Budget Travel

The very best free things to complete in Vermont will always be outdoors

Luckily, Vermont's stunning views are always free. Visit in the fall to make the most of them and make the most of all the Green Mountain state provides through hikes, outdoor sculpture parks or even a little bird-watching.

Here's our guide to the best things you can do for free in Vermont.

Leaf peeping

In autumn, Vermont's hardwoods turn from deep green to a rainbow of reds, oranges, yellows and browns, transforming the Green Mountains into a nature-painted rainbow. Drive windy Rt. 108 through Smuggler's Notch, pedal along Rt. 100 or hike any hill or peak for stunning views and to witness nature's artistry. Find peak color using one from the state's foliage finders.

Music within the park

Vermont's many parks, breweries, libraries and town halls offer free concerts from classical music to folk, jazz and pop. The summer time is chock-full of free performances, which continue into the fall. Catch america Air Force Winds in the Plymouth Congregational Church, Folk Duo Hungrytown at Middlebury's Ilsley Public Library or Great Time at Foam Brewers in October.

Take a hike or perhaps a ride

There's always something to admire on the hike in Vermont. Walk, run, bike or wander on rec paths in Stowe, Burlington, the Lamoille Valley Rail Trail or the Missisquoi Valley Rail Trail. Some are paved, some are dirt, and all sorts of wind through Vermont's stunning pastoral landscape.

If you are feeling ambitious, tackle the Long Trail, Vermont's end-to-end thru-hike, a 272-mile wilderness wonder that follows the ridgeline of the Green Mountains.

The oldest continuous footpath in the usa also offers 166 miles of side trails that give day hikers and weekend campers access along the length of the trail, while 70 backcountry campsites and shelters, almost all of which are free, provide lodging.

Immerse yourself in outdoor sculpture

There are nearly 30 spots to understand more about outdoor sculpture throughout Vermont. At Woodstock Sculpture Fest, visitors can walk, wander or glide on Nordic skis through outdoor art in most seasons and all sorts of for free.

Explore Vermont's historic graveyards

Whether you are looking for spooky Halloween hangouts or perhaps a window into Vermont's storied past, visiting Vermont's historic graveyards is a superb way to spend an afternoon. Most Vermont villages have aged graveyards with headstones so weathered they are able to barely be read.

Bring paper and crayons to create a rubbing and then try to decipher the sometimes haunting, sometimes playful inscriptions. Find inspiration as well as an overview at Vermont Old Cemetery Association's website.

Find a farmers' market

Find fresh produce, handmade crafts, home-cooked food, free music and performances, and much more at Vermont farmers' markets. Locate one near you through the Northeast Organic Farming Association of Vermont. Browsers and buyers are welcomed.

Many markets have music and examples of delicious treats from maple popcorn and freshly baked bread to artisan jams, jellies, cheese and spirits.
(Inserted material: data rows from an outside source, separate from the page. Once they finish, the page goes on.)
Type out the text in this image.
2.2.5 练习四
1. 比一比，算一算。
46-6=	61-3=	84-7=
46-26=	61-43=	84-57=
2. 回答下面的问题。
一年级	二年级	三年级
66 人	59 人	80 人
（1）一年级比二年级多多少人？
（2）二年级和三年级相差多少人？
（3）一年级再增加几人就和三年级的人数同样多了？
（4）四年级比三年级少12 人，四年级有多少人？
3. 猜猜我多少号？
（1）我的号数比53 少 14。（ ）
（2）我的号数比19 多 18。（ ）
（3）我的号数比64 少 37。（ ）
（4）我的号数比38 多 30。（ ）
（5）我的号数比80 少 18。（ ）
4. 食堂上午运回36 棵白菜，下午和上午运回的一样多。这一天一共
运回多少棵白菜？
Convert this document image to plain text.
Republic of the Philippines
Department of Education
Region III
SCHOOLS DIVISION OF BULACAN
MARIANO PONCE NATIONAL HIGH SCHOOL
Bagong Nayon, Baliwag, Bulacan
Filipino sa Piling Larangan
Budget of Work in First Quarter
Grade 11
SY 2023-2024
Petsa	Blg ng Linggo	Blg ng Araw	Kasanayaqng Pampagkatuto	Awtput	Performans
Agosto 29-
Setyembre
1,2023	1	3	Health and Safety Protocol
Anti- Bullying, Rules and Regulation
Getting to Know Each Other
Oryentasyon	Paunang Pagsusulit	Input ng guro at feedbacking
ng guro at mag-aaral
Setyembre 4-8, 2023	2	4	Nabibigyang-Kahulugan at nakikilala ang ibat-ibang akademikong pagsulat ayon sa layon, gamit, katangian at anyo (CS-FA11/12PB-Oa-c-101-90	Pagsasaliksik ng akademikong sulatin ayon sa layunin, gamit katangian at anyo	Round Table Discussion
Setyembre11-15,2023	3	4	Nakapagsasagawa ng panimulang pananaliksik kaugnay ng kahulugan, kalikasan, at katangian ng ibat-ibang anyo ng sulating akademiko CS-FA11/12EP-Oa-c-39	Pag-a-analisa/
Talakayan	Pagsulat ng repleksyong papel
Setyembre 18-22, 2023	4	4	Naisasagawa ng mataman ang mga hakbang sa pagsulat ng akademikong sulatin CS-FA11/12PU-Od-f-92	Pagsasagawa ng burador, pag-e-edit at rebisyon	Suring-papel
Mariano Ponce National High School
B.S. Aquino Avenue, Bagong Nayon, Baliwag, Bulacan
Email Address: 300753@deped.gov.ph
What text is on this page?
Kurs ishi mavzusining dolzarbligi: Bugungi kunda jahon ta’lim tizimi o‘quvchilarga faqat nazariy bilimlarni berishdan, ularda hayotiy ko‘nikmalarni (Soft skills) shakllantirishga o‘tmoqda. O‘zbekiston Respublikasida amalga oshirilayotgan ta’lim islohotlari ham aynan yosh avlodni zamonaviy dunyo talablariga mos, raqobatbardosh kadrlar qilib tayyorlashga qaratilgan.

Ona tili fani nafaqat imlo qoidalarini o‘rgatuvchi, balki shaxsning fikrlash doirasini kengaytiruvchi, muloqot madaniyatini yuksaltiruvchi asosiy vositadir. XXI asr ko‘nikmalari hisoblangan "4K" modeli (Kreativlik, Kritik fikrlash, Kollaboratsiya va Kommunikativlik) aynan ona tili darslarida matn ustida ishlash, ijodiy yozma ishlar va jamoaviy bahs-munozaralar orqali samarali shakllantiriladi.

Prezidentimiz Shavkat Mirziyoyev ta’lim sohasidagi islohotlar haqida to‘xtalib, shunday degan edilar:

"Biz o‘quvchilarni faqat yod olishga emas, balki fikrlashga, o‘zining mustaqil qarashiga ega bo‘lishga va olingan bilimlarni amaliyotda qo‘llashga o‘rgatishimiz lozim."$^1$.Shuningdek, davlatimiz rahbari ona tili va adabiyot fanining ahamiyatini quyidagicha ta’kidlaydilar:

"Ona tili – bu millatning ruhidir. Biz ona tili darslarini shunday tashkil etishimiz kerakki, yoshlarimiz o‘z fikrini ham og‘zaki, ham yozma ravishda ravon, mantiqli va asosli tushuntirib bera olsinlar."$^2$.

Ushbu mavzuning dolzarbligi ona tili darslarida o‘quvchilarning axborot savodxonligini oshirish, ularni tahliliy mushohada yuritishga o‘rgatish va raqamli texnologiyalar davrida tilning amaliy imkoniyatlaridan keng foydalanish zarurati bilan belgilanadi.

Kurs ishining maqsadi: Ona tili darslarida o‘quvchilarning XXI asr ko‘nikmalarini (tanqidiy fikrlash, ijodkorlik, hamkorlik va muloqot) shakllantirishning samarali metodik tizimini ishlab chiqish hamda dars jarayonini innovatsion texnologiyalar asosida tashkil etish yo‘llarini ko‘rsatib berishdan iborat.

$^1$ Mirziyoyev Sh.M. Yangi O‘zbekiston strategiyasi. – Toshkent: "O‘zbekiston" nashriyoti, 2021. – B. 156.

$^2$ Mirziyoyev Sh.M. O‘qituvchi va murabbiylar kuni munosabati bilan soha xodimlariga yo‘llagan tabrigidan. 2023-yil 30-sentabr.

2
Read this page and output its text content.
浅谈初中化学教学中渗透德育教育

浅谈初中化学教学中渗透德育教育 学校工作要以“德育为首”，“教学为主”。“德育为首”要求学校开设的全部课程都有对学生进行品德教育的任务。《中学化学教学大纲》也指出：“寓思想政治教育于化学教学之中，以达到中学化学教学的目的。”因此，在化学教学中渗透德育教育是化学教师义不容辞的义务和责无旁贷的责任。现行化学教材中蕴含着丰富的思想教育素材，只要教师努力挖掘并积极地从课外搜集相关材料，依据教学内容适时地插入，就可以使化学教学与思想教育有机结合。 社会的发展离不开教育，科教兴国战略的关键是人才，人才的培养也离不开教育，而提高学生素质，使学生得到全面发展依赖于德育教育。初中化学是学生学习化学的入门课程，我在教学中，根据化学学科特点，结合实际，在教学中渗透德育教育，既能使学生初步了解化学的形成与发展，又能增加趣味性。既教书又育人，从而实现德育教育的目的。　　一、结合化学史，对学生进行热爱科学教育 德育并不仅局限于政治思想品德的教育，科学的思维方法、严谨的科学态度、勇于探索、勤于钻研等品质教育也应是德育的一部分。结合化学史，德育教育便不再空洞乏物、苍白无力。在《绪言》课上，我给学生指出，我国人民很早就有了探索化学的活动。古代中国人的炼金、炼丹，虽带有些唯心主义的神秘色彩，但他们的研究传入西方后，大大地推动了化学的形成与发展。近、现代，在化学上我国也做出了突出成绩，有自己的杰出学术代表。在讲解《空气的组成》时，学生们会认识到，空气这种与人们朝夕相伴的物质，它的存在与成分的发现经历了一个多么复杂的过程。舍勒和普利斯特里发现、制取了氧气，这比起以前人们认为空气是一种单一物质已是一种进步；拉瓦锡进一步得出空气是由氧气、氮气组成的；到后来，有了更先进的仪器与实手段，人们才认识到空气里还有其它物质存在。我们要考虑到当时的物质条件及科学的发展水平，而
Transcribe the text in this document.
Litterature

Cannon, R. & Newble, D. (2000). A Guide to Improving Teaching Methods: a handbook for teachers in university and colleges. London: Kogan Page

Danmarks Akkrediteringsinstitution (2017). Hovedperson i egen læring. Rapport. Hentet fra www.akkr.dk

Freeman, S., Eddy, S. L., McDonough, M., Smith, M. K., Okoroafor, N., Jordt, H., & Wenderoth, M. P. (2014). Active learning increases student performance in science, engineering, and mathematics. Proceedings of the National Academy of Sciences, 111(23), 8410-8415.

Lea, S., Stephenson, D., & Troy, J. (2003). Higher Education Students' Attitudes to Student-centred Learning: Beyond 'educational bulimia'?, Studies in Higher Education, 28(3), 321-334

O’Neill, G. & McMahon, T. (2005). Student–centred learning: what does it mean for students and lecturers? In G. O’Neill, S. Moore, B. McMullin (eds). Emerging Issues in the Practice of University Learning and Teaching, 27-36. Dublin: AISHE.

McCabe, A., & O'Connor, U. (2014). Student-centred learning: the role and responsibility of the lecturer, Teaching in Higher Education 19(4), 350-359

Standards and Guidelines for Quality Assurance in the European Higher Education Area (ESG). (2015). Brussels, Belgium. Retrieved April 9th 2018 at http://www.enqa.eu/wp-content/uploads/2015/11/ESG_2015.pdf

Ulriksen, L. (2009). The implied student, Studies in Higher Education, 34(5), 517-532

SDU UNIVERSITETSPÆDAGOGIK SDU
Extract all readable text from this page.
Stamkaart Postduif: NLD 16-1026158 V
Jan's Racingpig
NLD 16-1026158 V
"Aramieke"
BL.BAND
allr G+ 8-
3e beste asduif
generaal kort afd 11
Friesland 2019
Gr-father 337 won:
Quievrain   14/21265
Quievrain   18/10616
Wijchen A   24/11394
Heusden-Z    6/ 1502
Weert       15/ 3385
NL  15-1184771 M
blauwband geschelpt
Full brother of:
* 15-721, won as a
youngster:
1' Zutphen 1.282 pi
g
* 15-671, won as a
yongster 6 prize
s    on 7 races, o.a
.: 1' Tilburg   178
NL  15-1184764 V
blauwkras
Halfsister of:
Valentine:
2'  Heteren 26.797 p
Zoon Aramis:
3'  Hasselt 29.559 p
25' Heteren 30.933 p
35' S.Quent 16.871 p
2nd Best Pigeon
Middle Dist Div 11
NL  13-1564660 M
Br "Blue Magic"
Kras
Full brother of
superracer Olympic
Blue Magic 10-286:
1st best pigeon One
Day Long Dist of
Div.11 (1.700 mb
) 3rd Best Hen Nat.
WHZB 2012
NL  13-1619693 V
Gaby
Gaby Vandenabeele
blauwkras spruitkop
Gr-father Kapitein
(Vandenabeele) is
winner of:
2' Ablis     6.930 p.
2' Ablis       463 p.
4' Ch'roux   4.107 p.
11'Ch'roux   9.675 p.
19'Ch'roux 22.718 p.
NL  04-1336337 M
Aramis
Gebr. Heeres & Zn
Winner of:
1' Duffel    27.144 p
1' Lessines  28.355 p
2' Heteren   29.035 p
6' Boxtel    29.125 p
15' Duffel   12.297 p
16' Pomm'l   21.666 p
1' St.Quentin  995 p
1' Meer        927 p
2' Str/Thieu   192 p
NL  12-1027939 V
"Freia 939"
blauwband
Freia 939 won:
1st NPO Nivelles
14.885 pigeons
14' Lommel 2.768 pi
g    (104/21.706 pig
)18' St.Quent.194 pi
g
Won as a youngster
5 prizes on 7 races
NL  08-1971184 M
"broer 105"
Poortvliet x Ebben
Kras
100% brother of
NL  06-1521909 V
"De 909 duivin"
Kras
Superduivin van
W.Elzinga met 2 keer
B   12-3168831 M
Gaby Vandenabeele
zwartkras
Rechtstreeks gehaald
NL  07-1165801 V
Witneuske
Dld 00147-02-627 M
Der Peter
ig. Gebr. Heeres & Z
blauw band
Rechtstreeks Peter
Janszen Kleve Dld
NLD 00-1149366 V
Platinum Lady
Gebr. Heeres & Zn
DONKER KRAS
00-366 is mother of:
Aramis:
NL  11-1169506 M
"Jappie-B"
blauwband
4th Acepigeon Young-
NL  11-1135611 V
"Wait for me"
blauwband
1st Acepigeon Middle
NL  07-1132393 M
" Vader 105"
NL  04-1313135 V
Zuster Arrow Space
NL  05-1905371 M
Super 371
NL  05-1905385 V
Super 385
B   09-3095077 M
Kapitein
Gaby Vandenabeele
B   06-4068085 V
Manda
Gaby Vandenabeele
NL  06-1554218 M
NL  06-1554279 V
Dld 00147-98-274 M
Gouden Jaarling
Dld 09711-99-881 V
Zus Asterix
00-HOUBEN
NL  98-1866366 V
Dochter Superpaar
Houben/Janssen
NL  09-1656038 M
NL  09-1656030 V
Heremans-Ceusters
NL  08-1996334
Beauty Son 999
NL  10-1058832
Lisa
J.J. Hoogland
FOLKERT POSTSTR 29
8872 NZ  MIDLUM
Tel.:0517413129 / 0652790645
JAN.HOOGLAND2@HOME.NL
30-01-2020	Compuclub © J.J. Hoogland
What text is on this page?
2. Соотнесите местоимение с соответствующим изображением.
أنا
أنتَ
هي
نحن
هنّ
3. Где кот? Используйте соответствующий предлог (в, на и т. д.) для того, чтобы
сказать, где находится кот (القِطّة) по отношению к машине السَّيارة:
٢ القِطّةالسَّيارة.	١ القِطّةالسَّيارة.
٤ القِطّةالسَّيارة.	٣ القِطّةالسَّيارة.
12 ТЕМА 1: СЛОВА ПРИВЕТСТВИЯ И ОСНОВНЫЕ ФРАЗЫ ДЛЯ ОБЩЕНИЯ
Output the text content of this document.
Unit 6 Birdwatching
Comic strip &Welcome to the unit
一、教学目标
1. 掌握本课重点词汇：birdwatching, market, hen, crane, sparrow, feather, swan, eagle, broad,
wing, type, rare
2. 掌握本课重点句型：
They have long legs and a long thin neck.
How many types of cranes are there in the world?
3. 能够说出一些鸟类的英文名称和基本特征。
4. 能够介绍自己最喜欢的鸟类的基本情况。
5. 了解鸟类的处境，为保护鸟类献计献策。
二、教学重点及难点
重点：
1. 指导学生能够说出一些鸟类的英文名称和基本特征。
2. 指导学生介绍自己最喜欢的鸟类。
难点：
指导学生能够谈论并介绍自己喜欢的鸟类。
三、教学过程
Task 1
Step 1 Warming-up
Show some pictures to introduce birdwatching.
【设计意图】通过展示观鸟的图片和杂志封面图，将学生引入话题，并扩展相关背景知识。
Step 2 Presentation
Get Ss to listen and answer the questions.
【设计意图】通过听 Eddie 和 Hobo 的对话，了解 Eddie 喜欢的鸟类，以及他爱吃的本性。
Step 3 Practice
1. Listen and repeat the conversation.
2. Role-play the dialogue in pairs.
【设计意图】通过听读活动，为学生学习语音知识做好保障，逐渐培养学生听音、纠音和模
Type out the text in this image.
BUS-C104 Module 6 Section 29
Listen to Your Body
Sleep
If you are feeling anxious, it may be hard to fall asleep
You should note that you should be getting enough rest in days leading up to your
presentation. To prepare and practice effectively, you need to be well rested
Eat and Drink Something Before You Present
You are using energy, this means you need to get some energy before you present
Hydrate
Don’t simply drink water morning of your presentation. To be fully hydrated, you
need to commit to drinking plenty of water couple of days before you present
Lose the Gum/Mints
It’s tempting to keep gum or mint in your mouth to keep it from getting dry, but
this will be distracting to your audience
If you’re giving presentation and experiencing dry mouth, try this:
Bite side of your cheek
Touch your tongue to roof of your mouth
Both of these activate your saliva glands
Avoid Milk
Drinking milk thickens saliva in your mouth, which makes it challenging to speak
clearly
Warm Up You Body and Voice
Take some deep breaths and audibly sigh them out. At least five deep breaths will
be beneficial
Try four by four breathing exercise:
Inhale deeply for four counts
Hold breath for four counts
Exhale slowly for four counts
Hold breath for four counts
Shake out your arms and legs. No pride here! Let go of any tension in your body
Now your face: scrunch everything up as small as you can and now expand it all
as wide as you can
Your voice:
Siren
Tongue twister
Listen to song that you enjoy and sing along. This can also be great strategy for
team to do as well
The Church Street Marketplace in Burlington is definitely hopping, but the pedestrian mall is especially lively in fall with end-of-season sales, street performers, outdoor art and food trucks galore.

Go birdwatching

Vermont is a superb place to see wildlife. Get up early or head out in the evening to see clouds of snow geese and Canada geese fill heaven because they flock south in the Artic for winter. In Addison County, Dead Creek Wildlife Management Area is really a regular stop on the birds' 5000-mile journey.

Hit it right, and not only will you marvel in a sky throbbing with beating wings, but you might also witness cornfields and wetlands alive with birds searching before another day of flight.

The snow geese are spectacular, but Dead Creek is definitely a birder's paradise. Mallard ducks, wood ducks, ring-necked ducks and hooded mergansers are all regulars here.

In southern Vermont, walk the perimeter trail around Grout Pond to hear the plaintive call of loons. If hawks, owls and eagles are of interest, walk the paved road up Mt. Philo in Charlotte to the summit viewpoint, which looks out within the Champlain Valley and New York's Adirondacks, turn your eyes and binoculars skyward to search for raptors surfing thermals.

Sign on for a scavenger hunt

Get inspired to explore. The American Institute of Architects' Vermont Chapter runs an architectural scavenger hunt and posts clue sheets for participating Vermont cities, including Middlebury, St. Albans, Burlington and Brattleboro.

Even if you cannot complete the search prior to the hunt's close date, make use of the clue sheets like a guide to architectural awesomeness throughout the state.

Lovers of cheese won't want to miss Vermont Cheese Council's The Hunt. Designed to encourage exploration thus making you hungry at the same time, participants about this cheese hunt select one or more regions to understand more about while completing tasks like biking within the Champlain Valley, preparing a backyard picnic around the shores of Lake Champlain, climbing towards the summit of Killington or going to a cheesemaker based at Calvin Coolidge's historic summer white house in Plymouth.